İÇ VE DIŞ TİCARET AYRIMI

İç Ticaret-Dış Ticaret Ayırımı
BU noktada iç ticaret (dahili ticaret) ile dış ticaret veya uluslar arası ticaretin farkını belirtelim.

İç Ticaret: Alıcı ve satıcının aynı ülkede bulunduğu, ticaret konusu malın aynı ülkenin bir yöresinden diğerine nakledildiği veya aynı mahal içinde el değiştiği ticaret türüne iç ticaret (dahili ticaret) denir. İç Ticarette alıcı için de satıcı içinde ayni yasalar geçerlidir. Çünkü ticaret ayni ülkede yapılır.

Dahili ticaret yapıldığı ülkenin yasalarına tabidir. Yani alıcı da satıcı da aynı yasalar çerçevesinde iş yapar. Ancak, örneğin ABD gibi federasyon sistemiyle yönetilen ülkelerde, her eyaletin ticaret konusunda farklı kanunları olabilir. Dolayısıyla, farklı eyaletlerde bulunan alıcı ve satıcı değişlk yasal düzenlemelere tabidir.

İç ticaret, kural olarak ülkenin millî parası üzerinden yapılır. Ancak dolarizasyon olgusunun hakim olduğu ülkelerde, millî paranın istikrarsızlığı nedeniyle, Dolar, Sterling veya Euro gibi bir dövizin fiilen ödeme aracı olarak kullanıldığı görülür. Türkiye dolarizasyon ülkelerine bir örnektir. Bu noktada dış ticaretin ne olduğunu irdeleyebiliriz.

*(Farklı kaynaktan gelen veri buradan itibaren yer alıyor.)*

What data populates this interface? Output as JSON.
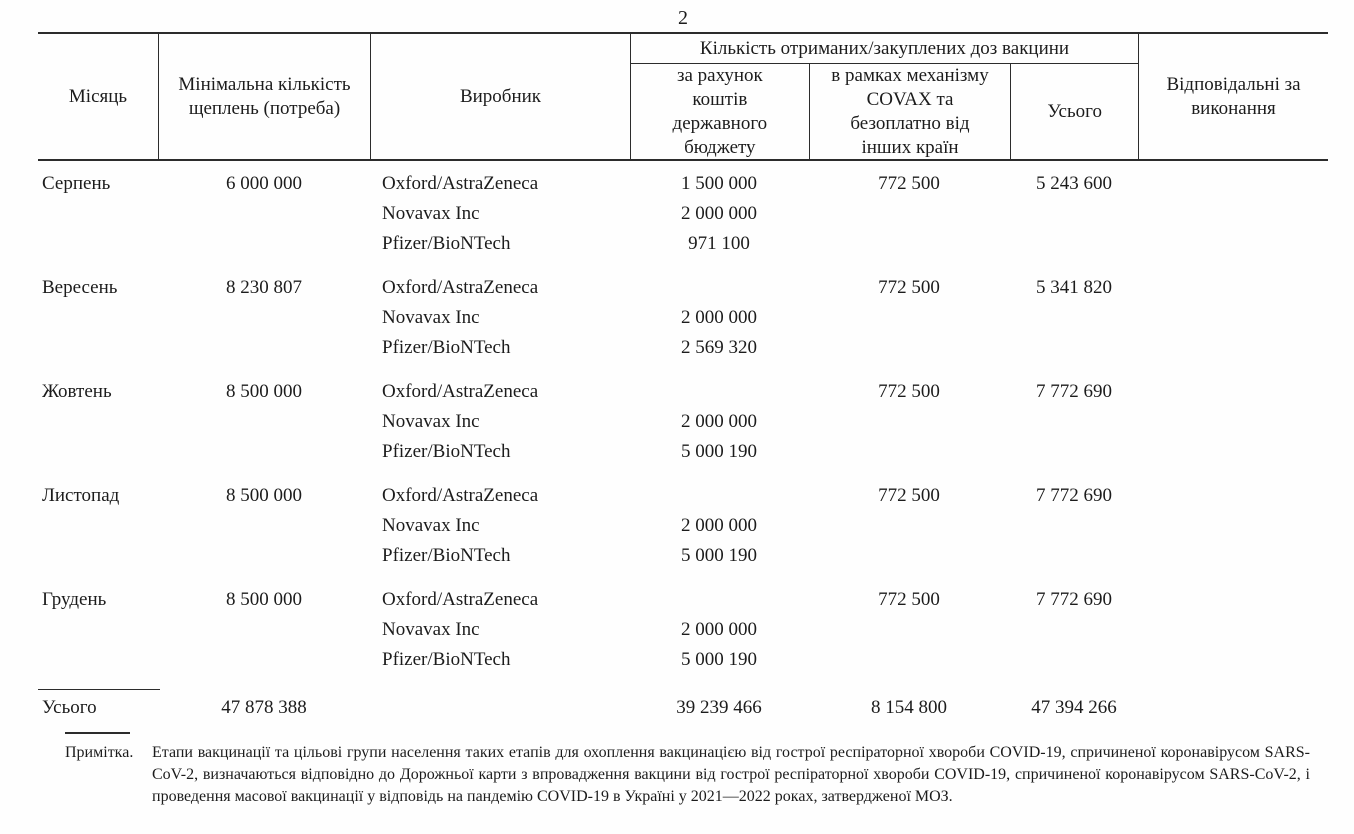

Dış Ticaret : Alıcı ve satıcının ülkeleri farklı olduğunda, buna dış ticaret, uluslararası ticaret veya sınır-ötesi ticaret denir. Farklı ülkeler arasında yani sınır-ötesine mal ve hizmet hareketleri yapılmasını gerektiren dış ticaret dünya ekonomisini etkileyen en önemli iktisadi faaliyetlerden biridir Fakat,dış ticarette, iç ticarette olmayan bazı riskler bulunur.

Döviz kuru riski : Mal veya hizmeti ihraç eden ile ithal eden şirketin ülkelerinde farklı para cinsleri milli para olarak tedavül eder. İki paranın birbiri cinsinden fiyatı demek olan döviz kuru her an değişir. Bu durum hem alıcı hem satıcı yönünden kur riski yaratır.
Transfer riski: İthalatçı ülkede devlet otoritesinin yurt dışına döviz transferini yasaklaması ihtimali transfer riskini oluşturur. Ülkemiz 1980 öncesinde döviz transferlerinde ciddi sıkıntılar yaşamıştır.

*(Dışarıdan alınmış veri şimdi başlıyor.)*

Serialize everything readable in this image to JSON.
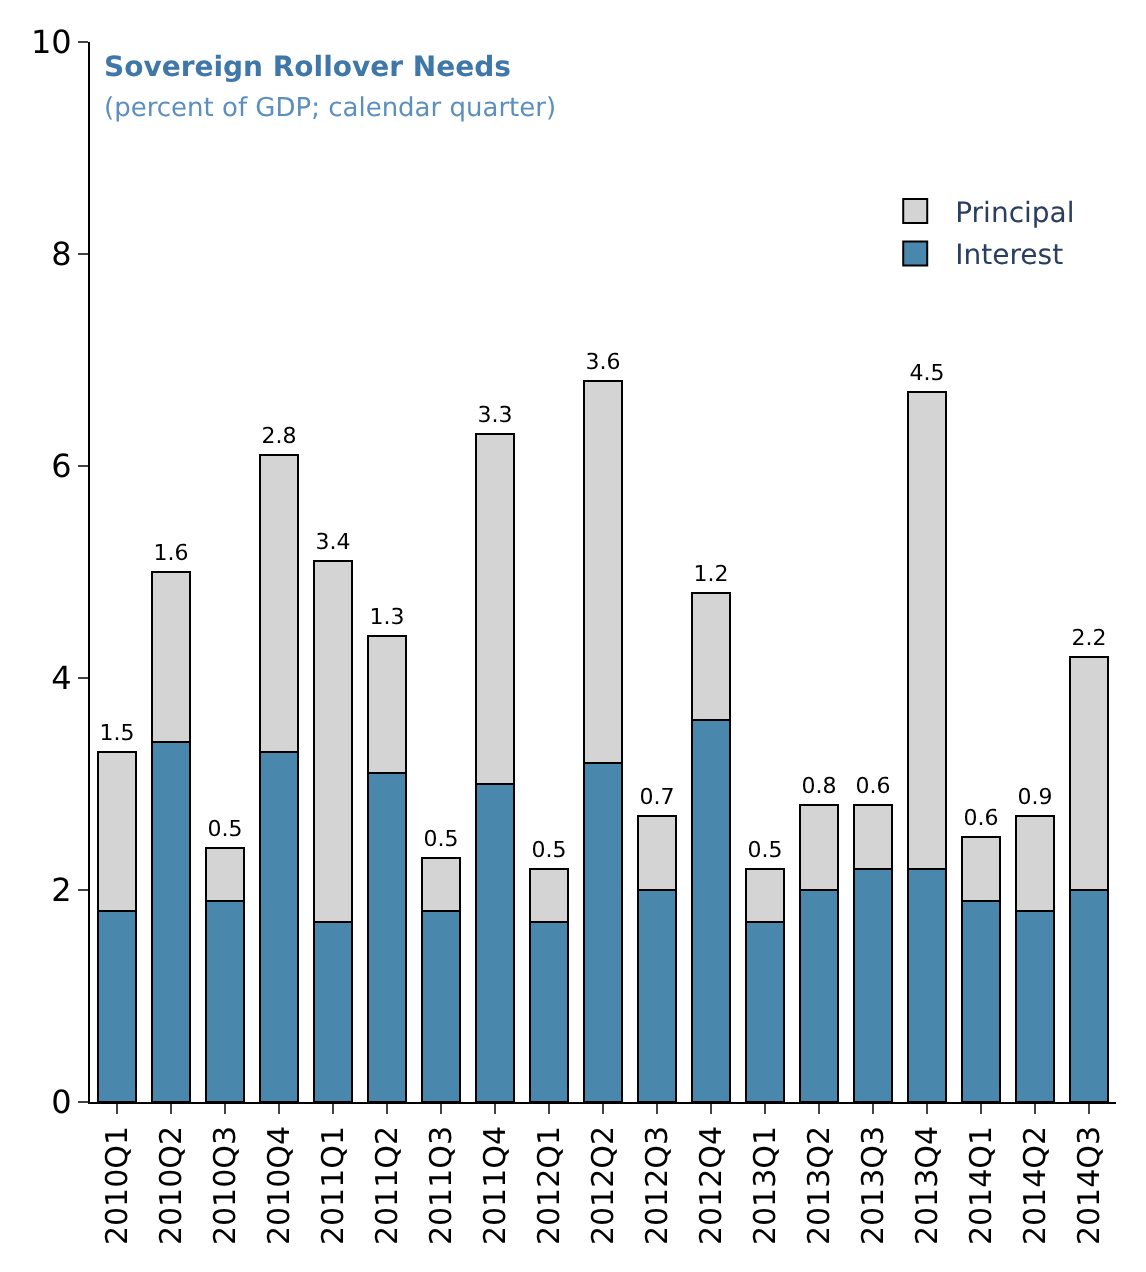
{
  "chart_data": {
    "type": "bar",
    "title": "Sovereign Rollover Needs",
    "subtitle": "(percent of GDP; calendar quarter)",
    "categories": [
      "2010Q1",
      "2010Q2",
      "2010Q3",
      "2010Q4",
      "2011Q1",
      "2011Q2",
      "2011Q3",
      "2011Q4",
      "2012Q1",
      "2012Q2",
      "2012Q3",
      "2012Q4",
      "2013Q1",
      "2013Q2",
      "2013Q3",
      "2013Q4",
      "2014Q1",
      "2014Q2",
      "2014Q3"
    ],
    "stacked": true,
    "series": [
      {
        "name": "Interest",
        "color": "#4a87ad",
        "values": [
          1.8,
          3.4,
          1.9,
          3.3,
          1.7,
          3.1,
          1.8,
          3.0,
          1.7,
          3.2,
          2.0,
          3.6,
          1.7,
          2.0,
          2.2,
          2.2,
          1.9,
          1.8,
          2.0
        ]
      },
      {
        "name": "Principal",
        "color": "#d4d4d4",
        "values": [
          1.5,
          1.6,
          0.5,
          2.8,
          3.4,
          1.3,
          0.5,
          3.3,
          0.5,
          3.6,
          0.7,
          1.2,
          0.5,
          0.8,
          0.6,
          4.5,
          0.6,
          0.9,
          2.2
        ],
        "value_labels": [
          "1.5",
          "1.6",
          "0.5",
          "2.8",
          "3.4",
          "1.3",
          "0.5",
          "3.3",
          "0.5",
          "3.6",
          "0.7",
          "1.2",
          "0.5",
          "0.8",
          "0.6",
          "4.5",
          "0.6",
          "0.9",
          "2.2"
        ]
      }
    ],
    "ylim": [
      0,
      10
    ],
    "yticks": [
      0,
      2,
      4,
      6,
      8,
      10
    ],
    "legend": "top right"
  }
}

Politik riski: İthalatın yapıldığın ülke uluslar arası yaptırımlara maruz kalabilir ve bu yüzden fon transferi yapamaz hale gelebilir. Örneğin, 1990’lı yıllarda Libya’nın tüm mali varlıkları Birleşmiş Milletler kararıyla donduruldu ve bu ülke bankalar arasında para transferi yapmakta çok zorlandı. Bu durumdaki ülkeye yönelik ihracat bedelinin ödenmesinde büyük zorluklar yaşanacağı kesindir.

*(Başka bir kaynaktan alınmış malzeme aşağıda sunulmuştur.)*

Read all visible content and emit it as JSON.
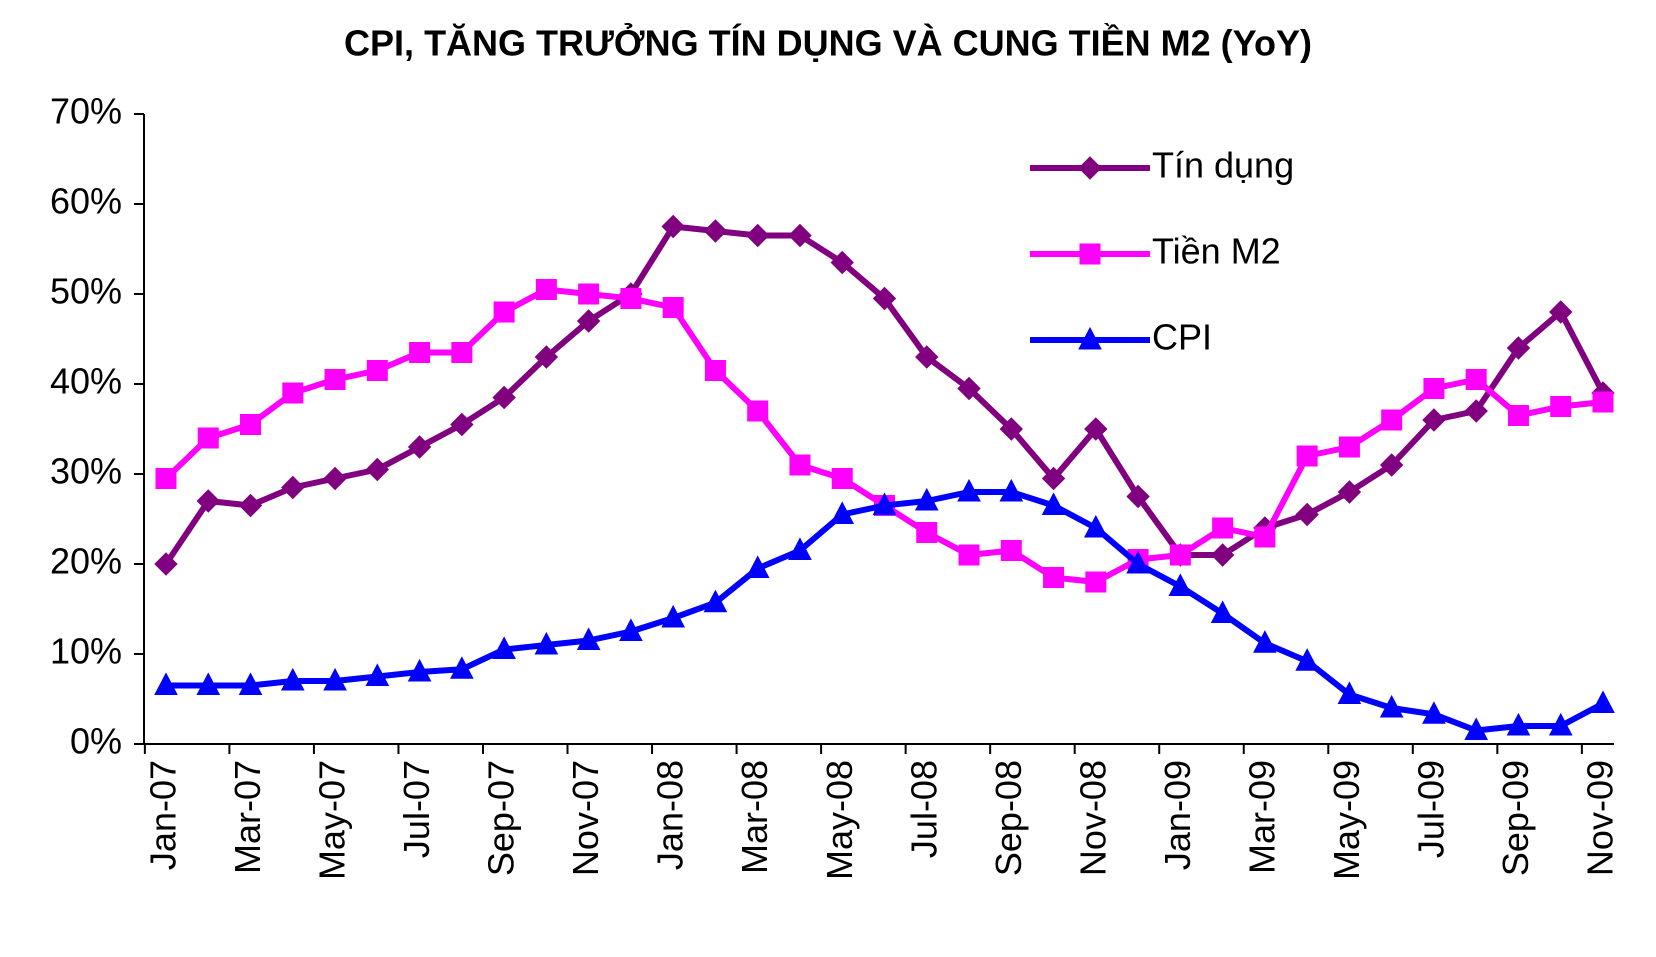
{
  "chart_data": {
    "type": "line",
    "title": "CPI, TĂNG TRƯỞNG TÍN DỤNG VÀ CUNG TIỀN M2 (YoY)",
    "categories": [
      "Jan-07",
      null,
      "Mar-07",
      null,
      "May-07",
      null,
      "Jul-07",
      null,
      "Sep-07",
      null,
      "Nov-07",
      null,
      "Jan-08",
      null,
      "Mar-08",
      null,
      "May-08",
      null,
      "Jul-08",
      null,
      "Sep-08",
      null,
      "Nov-08",
      null,
      "Jan-09",
      null,
      "Mar-09",
      null,
      "May-09",
      null,
      "Jul-09",
      null,
      "Sep-09",
      null,
      "Nov-09"
    ],
    "series": [
      {
        "name": "Tín dụng",
        "color": "#800080",
        "marker": "diamond",
        "values": [
          20,
          27,
          26.5,
          28.5,
          29.5,
          30.5,
          33,
          35.5,
          38.5,
          43,
          47,
          50,
          57.5,
          57,
          56.5,
          56.5,
          53.5,
          49.5,
          43,
          39.5,
          35,
          29.5,
          35,
          27.5,
          21,
          21,
          24,
          25.5,
          28,
          31,
          36,
          37,
          44,
          48,
          39
        ]
      },
      {
        "name": "Tiền M2",
        "color": "#ff00ff",
        "marker": "square",
        "values": [
          29.5,
          34,
          35.5,
          39,
          40.5,
          41.5,
          43.5,
          43.5,
          48,
          50.5,
          50,
          49.5,
          48.5,
          41.5,
          37,
          31,
          29.5,
          26.5,
          23.5,
          21,
          21.5,
          18.5,
          18,
          20.5,
          21,
          24,
          23,
          32,
          33,
          36,
          39.5,
          40.5,
          36.5,
          37.5,
          38
        ]
      },
      {
        "name": "CPI",
        "color": "#0000ff",
        "marker": "triangle",
        "values": [
          6.5,
          6.5,
          6.5,
          7,
          7,
          7.5,
          8,
          8.3,
          10.5,
          11,
          11.5,
          12.5,
          14,
          15.7,
          19.5,
          21.5,
          25.5,
          26.5,
          27,
          28,
          28,
          26.5,
          24,
          20,
          17.5,
          14.5,
          11.2,
          9.2,
          5.5,
          4,
          3.3,
          1.5,
          2,
          2,
          4.5
        ]
      }
    ],
    "ylim": [
      0,
      70
    ],
    "yticks": [
      {
        "value": 0,
        "label": "0%"
      },
      {
        "value": 10,
        "label": "10%"
      },
      {
        "value": 20,
        "label": "20%"
      },
      {
        "value": 30,
        "label": "30%"
      },
      {
        "value": 40,
        "label": "40%"
      },
      {
        "value": 50,
        "label": "50%"
      },
      {
        "value": 60,
        "label": "60%"
      },
      {
        "value": 70,
        "label": "70%"
      }
    ],
    "grid": false,
    "legend": "top-right"
  }
}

Dış ticaret tipik olarak farklı dili konuşan ülke insanları arasında cereyan ettiğinden, kendiliğinden bir iletişim sorunu meydana getirir.
Tabii ki, bu zorluklarına karşın, dış ticaretin şirketlere yararları sayılamayacak kadar çoktur. Mesela,


- Gelir ve müşteri bakımından çeşitleme yaratır. Firmayı sadece iç piyasaya bağımlı olmaktan kurtarır.
- İhracatta tahsilât sorunu olmaz. Hâlbuki, iç satışlarda ciddi tahsilat sorunu yaşandığı bir gerçektir.
- Küresel ortamda dış ticaret sınırsız satış olanakları verir. İç pazar ne kadar büyük olursa olsun sınırlıdır.
- İthalat sayesinde imalat maliyetlerini düşürmek mümkün olur.
- Dış ticarette rekabet zorunluluğu şirketleri kurumsallaşmaya yöneltir.
- Dış ticaret yeni finansman olanakları yaratır.